Slovenia has completed, is implementing or is about to start implementing more than 1,000 projects. According to the Slovenian Recovery and Resilience Office, the country has so far received 841 million Euro in payments, of which 310 million Euro were loans. It has 1.61 billion Euro of grants available until the end of 2026 and can also benefit from 1.07 billion Euro of loans.
The state has so far disbursed around 500 million Euro, mainly for projects to provide public rental housing, increase the capacity of rail infrastructure, improve water supply, educational and health infrastructure. After the catastrophic floods in August 2023, Brussels approved amendments to Slovenia’s RRP that put even more emphasis on the Green Deal. Slovenia has so far completed 15 of the 36 reform measures required to qualify for funding.
EU’s public prosecutors investigate fraud related to post-pandemic recovery fund
Earlier this year, in April, financial police in Italy, Austria, Romania and Slovakia arrested 22 people and seized around 600 million Euro in connection with a European Public Prosecutor’s Office (EPPO) investigation of criminal organisations trying to defraud the EU.
The suspects allegedly have used a network of fictitious companies to apply for money from the EU-funded Next Generation EU recovery programme and then embezzled it, the EPPO said. The crimes took place between 2021 and 2023, the office alleged.

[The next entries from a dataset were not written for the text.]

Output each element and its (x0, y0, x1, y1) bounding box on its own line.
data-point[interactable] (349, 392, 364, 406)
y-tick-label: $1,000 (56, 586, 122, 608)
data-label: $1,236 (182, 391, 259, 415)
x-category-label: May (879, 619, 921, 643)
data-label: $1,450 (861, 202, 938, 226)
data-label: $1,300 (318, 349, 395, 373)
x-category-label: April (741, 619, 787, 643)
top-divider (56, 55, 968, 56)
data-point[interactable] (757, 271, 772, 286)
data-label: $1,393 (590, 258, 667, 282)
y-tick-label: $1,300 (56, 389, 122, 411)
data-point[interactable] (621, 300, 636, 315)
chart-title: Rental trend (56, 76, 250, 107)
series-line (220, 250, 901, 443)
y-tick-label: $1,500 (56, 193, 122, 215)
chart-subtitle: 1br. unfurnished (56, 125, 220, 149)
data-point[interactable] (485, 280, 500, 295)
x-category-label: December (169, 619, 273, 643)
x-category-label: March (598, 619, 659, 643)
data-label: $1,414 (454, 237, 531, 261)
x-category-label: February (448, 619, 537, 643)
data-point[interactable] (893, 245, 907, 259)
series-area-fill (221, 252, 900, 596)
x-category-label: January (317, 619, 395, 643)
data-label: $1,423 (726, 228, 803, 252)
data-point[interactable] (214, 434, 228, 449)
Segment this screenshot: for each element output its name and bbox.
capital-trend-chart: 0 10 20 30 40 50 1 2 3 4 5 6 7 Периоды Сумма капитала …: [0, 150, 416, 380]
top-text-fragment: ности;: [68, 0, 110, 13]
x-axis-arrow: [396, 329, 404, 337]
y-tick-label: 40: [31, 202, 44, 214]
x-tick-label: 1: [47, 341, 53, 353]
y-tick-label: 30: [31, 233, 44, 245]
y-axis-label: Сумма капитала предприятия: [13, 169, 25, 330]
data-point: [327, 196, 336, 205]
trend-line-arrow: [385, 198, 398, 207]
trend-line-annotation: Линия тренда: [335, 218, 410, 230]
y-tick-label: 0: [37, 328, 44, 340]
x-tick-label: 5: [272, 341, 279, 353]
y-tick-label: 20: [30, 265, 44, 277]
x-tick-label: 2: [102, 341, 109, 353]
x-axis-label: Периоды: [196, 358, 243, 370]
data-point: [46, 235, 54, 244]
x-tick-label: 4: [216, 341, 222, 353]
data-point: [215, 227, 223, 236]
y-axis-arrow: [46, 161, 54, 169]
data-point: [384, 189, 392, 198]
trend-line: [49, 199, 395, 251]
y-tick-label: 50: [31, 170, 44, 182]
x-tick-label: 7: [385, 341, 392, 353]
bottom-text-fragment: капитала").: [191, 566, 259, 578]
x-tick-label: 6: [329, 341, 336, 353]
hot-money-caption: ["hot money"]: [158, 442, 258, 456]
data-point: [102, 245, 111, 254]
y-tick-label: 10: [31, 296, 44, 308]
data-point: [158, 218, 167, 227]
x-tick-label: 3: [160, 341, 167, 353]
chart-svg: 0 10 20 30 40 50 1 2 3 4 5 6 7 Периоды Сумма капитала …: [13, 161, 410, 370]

Specifically, the alleged criminal organisation was concerned with funds from the Italian National Recovery Programme. Using fictitious companies and with the involvement of front men, the suspects applied for large sums of money for various project initiatives, according to the police statement.
As a particularly hard-hit country, Italy is to receive the largest sum from the EU’s recovery programme at almost 200 billion Euro.
This article is published twice a week. The content is based on news by agencies participating in the enr.
Editor’s note: With regard to the inconsistencies in sources, the information on how many EU countries have applied for funding has been deleted. Graph 17 and 18 have been updated for clarification.